Oxidative stress and neovascularization lead to diabetic retinopathy, an essential complication of diabetes mellitus (DM) and the leading causes of blindness and visual complication in diabetic populations (Varma et al., 2007). Previous studies have shown that hyperglycemia can increase mitochondrial reactive oxygen species (ROS), stimulates many signaling pathways causing tissue injury (Wu et al., 2014). Retinal ROS increasing stabilizes hypoxia-inducible factor-1𝛼 and causes the upregulation of VEGF and other angiogenic factors (Masuda et al., 2017).
VEGF is distributed in animal and human organs such as the brain, kidney, liver, eye, and other tissues. Under normal conditions, there is low content of VEGF in the retinal cells (Sant et al., 2018). Under physiological conditions, the low concentration of VEGF in the eyes is essential to preserve the integrity of the ocular blood vessels. However, overexpression of this angiogenic factor in ocular tissue will cause neovascularization (Du et al., 2018). VEGF plays a vital role in the pathogenesis of diabetic retinopathy, which is produced from the retinal ganglion cells, pigment epithelium cells, smooth muscle cells, and Muller cells in the human choroids and retinas, and its expression is regulated mainly by tissue oxygen levels (Ishida et al., 2003). In the present study, we showed VEGF overexpression in the ovariectomized diabetic group.

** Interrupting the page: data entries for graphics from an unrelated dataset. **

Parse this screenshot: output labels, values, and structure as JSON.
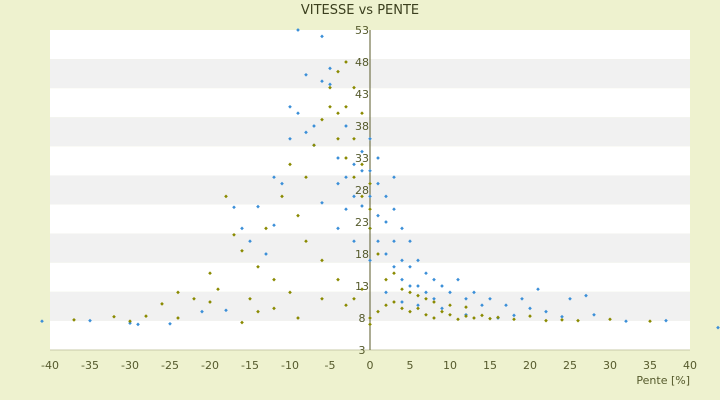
{
  "chart_data": {
    "type": "scatter",
    "title": "VITESSE vs PENTE",
    "xlabel": "Pente [%]",
    "ylabel": "",
    "xlim": [
      -40,
      40
    ],
    "ylim": [
      3,
      53
    ],
    "x_ticks": [
      "-40",
      "-35",
      "-30",
      "-25",
      "-20",
      "-15",
      "-10",
      "-5",
      "0",
      "5",
      "10",
      "15",
      "20",
      "25",
      "30",
      "35",
      "40"
    ],
    "y_ticks": [
      "53",
      "48",
      "43",
      "38",
      "33",
      "28",
      "23",
      "18",
      "13",
      "8",
      "3"
    ],
    "grid": "horizontal alternating bands",
    "legend": "none",
    "series": [
      {
        "color": "#3b8fd8",
        "description": "dense cloud, higher speeds on downhill",
        "points": [
          [
            -41,
            7.5
          ],
          [
            -35,
            7.6
          ],
          [
            -30,
            7.2
          ],
          [
            -29,
            7.0
          ],
          [
            -25,
            7.1
          ],
          [
            -21,
            9.0
          ],
          [
            -18,
            9.2
          ],
          [
            -17,
            25.3
          ],
          [
            -16,
            22.0
          ],
          [
            -15,
            20.0
          ],
          [
            -14,
            25.4
          ],
          [
            -13,
            18.0
          ],
          [
            -12,
            22.5
          ],
          [
            -11,
            29.0
          ],
          [
            -10,
            41.0
          ],
          [
            -9,
            40.0
          ],
          [
            -8,
            37.0
          ],
          [
            -7,
            38.0
          ],
          [
            -6,
            45.0
          ],
          [
            -5,
            47.0
          ],
          [
            -5,
            44.5
          ],
          [
            -4,
            33.0
          ],
          [
            -4,
            29.0
          ],
          [
            -3,
            30.0
          ],
          [
            -3,
            25.0
          ],
          [
            -2,
            32.0
          ],
          [
            -2,
            27.0
          ],
          [
            -1,
            31.0
          ],
          [
            -1,
            25.5
          ],
          [
            0,
            31.0
          ],
          [
            0,
            27.0
          ],
          [
            0,
            22.0
          ],
          [
            1,
            29.0
          ],
          [
            1,
            24.0
          ],
          [
            1,
            20.0
          ],
          [
            2,
            27.0
          ],
          [
            2,
            23.0
          ],
          [
            2,
            18.0
          ],
          [
            3,
            25.0
          ],
          [
            3,
            20.0
          ],
          [
            3,
            16.0
          ],
          [
            4,
            22.0
          ],
          [
            4,
            17.0
          ],
          [
            4,
            14.0
          ],
          [
            5,
            20.0
          ],
          [
            5,
            16.0
          ],
          [
            5,
            13.0
          ],
          [
            6,
            17.0
          ],
          [
            6,
            13.0
          ],
          [
            7,
            15.0
          ],
          [
            7,
            12.0
          ],
          [
            8,
            14.0
          ],
          [
            8,
            11.0
          ],
          [
            9,
            13.0
          ],
          [
            10,
            12.0
          ],
          [
            11,
            14.0
          ],
          [
            12,
            11.0
          ],
          [
            13,
            12.0
          ],
          [
            14,
            10.0
          ],
          [
            15,
            11.0
          ],
          [
            17,
            10.0
          ],
          [
            19,
            11.0
          ],
          [
            20,
            9.5
          ],
          [
            22,
            9.0
          ],
          [
            25,
            11.0
          ],
          [
            28,
            8.5
          ],
          [
            32,
            7.5
          ],
          [
            37,
            7.6
          ],
          [
            44,
            6.5
          ],
          [
            -9,
            53.0
          ],
          [
            -6,
            52.0
          ],
          [
            -8,
            46.0
          ],
          [
            -10,
            36.0
          ],
          [
            -12,
            30.0
          ],
          [
            -7,
            35.0
          ],
          [
            -3,
            38.0
          ],
          [
            -1,
            34.0
          ],
          [
            0,
            36.0
          ],
          [
            1,
            33.0
          ],
          [
            3,
            30.0
          ],
          [
            2,
            12.0
          ],
          [
            0,
            17.0
          ],
          [
            -2,
            20.0
          ],
          [
            -4,
            22.0
          ],
          [
            -6,
            26.0
          ],
          [
            4,
            10.5
          ],
          [
            6,
            10.0
          ],
          [
            9,
            9.5
          ],
          [
            12,
            8.5
          ],
          [
            16,
            8.0
          ],
          [
            18,
            8.4
          ],
          [
            24,
            8.2
          ],
          [
            27,
            11.5
          ],
          [
            21,
            12.5
          ]
        ]
      },
      {
        "color": "#8a8a00",
        "description": "olive series, lower speeds and flat base near 8",
        "points": [
          [
            -37,
            7.7
          ],
          [
            -32,
            8.2
          ],
          [
            -28,
            8.3
          ],
          [
            -26,
            10.2
          ],
          [
            -24,
            8.0
          ],
          [
            -22,
            11.0
          ],
          [
            -20,
            15.0
          ],
          [
            -19,
            12.5
          ],
          [
            -18,
            27.0
          ],
          [
            -17,
            21.0
          ],
          [
            -16,
            18.5
          ],
          [
            -15,
            11.0
          ],
          [
            -14,
            16.0
          ],
          [
            -13,
            22.0
          ],
          [
            -12,
            14.0
          ],
          [
            -11,
            27.0
          ],
          [
            -10,
            32.0
          ],
          [
            -9,
            24.0
          ],
          [
            -8,
            30.0
          ],
          [
            -7,
            35.0
          ],
          [
            -6,
            39.0
          ],
          [
            -5,
            44.0
          ],
          [
            -5,
            41.0
          ],
          [
            -4,
            36.0
          ],
          [
            -4,
            40.0
          ],
          [
            -3,
            33.0
          ],
          [
            -3,
            41.0
          ],
          [
            -2,
            30.0
          ],
          [
            -2,
            36.0
          ],
          [
            -1,
            27.0
          ],
          [
            -1,
            32.0
          ],
          [
            0,
            25.0
          ],
          [
            0,
            29.0
          ],
          [
            0,
            8.0
          ],
          [
            0,
            7.0
          ],
          [
            1,
            9.0
          ],
          [
            2,
            10.0
          ],
          [
            3,
            10.5
          ],
          [
            4,
            9.5
          ],
          [
            5,
            9.0
          ],
          [
            6,
            9.5
          ],
          [
            7,
            8.5
          ],
          [
            8,
            8.0
          ],
          [
            9,
            9.0
          ],
          [
            10,
            8.5
          ],
          [
            11,
            7.8
          ],
          [
            12,
            8.3
          ],
          [
            13,
            8.0
          ],
          [
            14,
            8.4
          ],
          [
            15,
            7.9
          ],
          [
            16,
            8.1
          ],
          [
            18,
            7.8
          ],
          [
            20,
            8.3
          ],
          [
            22,
            7.6
          ],
          [
            24,
            7.7
          ],
          [
            26,
            7.6
          ],
          [
            30,
            7.8
          ],
          [
            35,
            7.5
          ],
          [
            -3,
            10.0
          ],
          [
            -2,
            11.0
          ],
          [
            -1,
            12.5
          ],
          [
            -4,
            14.0
          ],
          [
            -6,
            17.0
          ],
          [
            -8,
            20.0
          ],
          [
            -10,
            12.0
          ],
          [
            -14,
            9.0
          ],
          [
            -20,
            10.5
          ],
          [
            -24,
            12.0
          ],
          [
            -30,
            7.5
          ],
          [
            -16,
            7.3
          ],
          [
            -12,
            9.5
          ],
          [
            -9,
            8.0
          ],
          [
            -6,
            11.0
          ],
          [
            1,
            18.0
          ],
          [
            3,
            15.0
          ],
          [
            5,
            12.0
          ],
          [
            7,
            11.0
          ],
          [
            -2,
            44.0
          ],
          [
            -3,
            48.0
          ],
          [
            -4,
            46.5
          ],
          [
            -1,
            40.0
          ],
          [
            0,
            22.0
          ],
          [
            2,
            14.0
          ],
          [
            4,
            12.5
          ],
          [
            6,
            11.5
          ],
          [
            8,
            10.5
          ],
          [
            10,
            10.0
          ],
          [
            12,
            9.7
          ]
        ]
      }
    ]
  }
}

Similar to our investigation, in the previous studies, it has been shown that VEGF expression increases in the retina of STZ-induced diabetic rats. These results suggest that diabetes induces neovascularization through increasing VEGF expression in the retinas. Our results showed that genistein decreases the VEGF levels in the OVX.D.G group.
On the other hand, estrogen insufficiency by menopause or ovariectomy causes inflammation and stress oxidation by increasing the TNF-α and MDA levels, respectively, which can cause eye complications in these patients (Daghigh et al., 2017). In this study, we showed that oxidative factors increased and anti-oxidants decreased in OVX.D. However, genistein reversed these effects in OVX.D.G groups; reducing oxidative stress may lead to a decrease in neovascularization in the retina by reducing VEGF and inflammatory factors.
Moreover, blockade of ERK signaling pathway decreases VEGF induced proliferation of endothelial cell in a placental artery (Liao et al., 2009). MMP2 is another factor involved in angiogenesis. The processing of angiogenesis is related to vascular basement membrane degradation, necessary for migration of endothelial cells and proliferation (Song et al., 2015).
VEGF expression is increased by hypoxia and hyperglycemia, two major causes of retinal neovascularization. Besides, VEGF is regulated by ERK signaling cascade (Hashimoto et al., 2006). In the present study, we showed that ERK phosphorylation, VEGF, MMP2, and Nf-kB proteins level were significantly higher in the OVX.D group that it can induce retinal neovascularization and injuries. Nevertheless, genistein reversed these effects in the retina of OVX.D.G.